Light and Eyrey
I am preparing myself early this year for when I announce we will be studying Jane Eyre.
“Do we have to?”
“Is that our only choice?”
“Isn’t that a chic lit selection?”
And that’s the question I shall endeavor to answer. Because the first two questions both can be answered with “no.” But we won’t go there for now.
So, is Charlotte Bronte’s famous classic novel of being true to oneself, of overcoming adversity, of embracing family over riches really a chic lit because it centers on a romance, intrigue, and a woman who is victimized more than once.
First off let’s look at a couple of definitions:
What is Chick Lit?
Chick lit is smart, fun fiction for and/or about women of all ages. Many of these books are written from a first-person viewpoint, making them a bit more personal and realistic. The plots can range from being very light and fast-paced to being extraordinarily deep, thought-provoking and/or moving.
Another perspective–from http://www.dictionaryreference.com:
At this point Jane Eyre could be considered smart, fun? probably not so much. First-person viewpoint–yes. Personal and realistic–maybe. The plot is not very light and could be considered deep, thought-provoking and moving. It does appeal to women and does contain a romantic theme. Perhaps it is chic lit. Then again, let’s explore “classic.”

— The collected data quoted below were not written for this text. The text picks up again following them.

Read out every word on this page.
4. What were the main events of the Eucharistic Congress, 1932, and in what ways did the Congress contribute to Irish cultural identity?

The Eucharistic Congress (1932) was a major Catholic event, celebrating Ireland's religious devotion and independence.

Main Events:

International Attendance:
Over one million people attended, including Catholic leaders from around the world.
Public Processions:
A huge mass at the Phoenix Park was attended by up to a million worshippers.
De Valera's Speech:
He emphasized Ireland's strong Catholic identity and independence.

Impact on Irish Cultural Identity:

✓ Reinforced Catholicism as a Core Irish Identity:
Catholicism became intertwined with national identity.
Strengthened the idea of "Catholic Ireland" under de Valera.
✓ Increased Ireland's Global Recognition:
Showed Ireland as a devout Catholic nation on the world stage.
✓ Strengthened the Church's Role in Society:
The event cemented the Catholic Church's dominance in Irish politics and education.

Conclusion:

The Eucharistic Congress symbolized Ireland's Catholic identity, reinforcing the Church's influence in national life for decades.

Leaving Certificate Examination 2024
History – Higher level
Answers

Mark Twain’s definition is universally accepted: “A book which people praise and don’t read.” However, Jane Eyre is read evidenced by it still being in print, let alone being studied in AP courses. Plus, look at all the film versions of JE.
I put the question to the guy students in class and most said the novel held their interest. The language, the setting, the intrigue, the cousin plot, the bitter aunt, and of course that underplot of a possible vampire living upstairs–wait, that’s a different novel (or is it?)
The verdict? How about JE is a classy literary novel focusing on a woman who overcomes her unjust circumstances. Oh, yes, let’s not forget Mr. Rochester.
Did you dread reading Jane Eyre in high school and roll your eyes or embrace the story of a strong young woman who finds happiness after much travail? (yes, I am slanting the vote).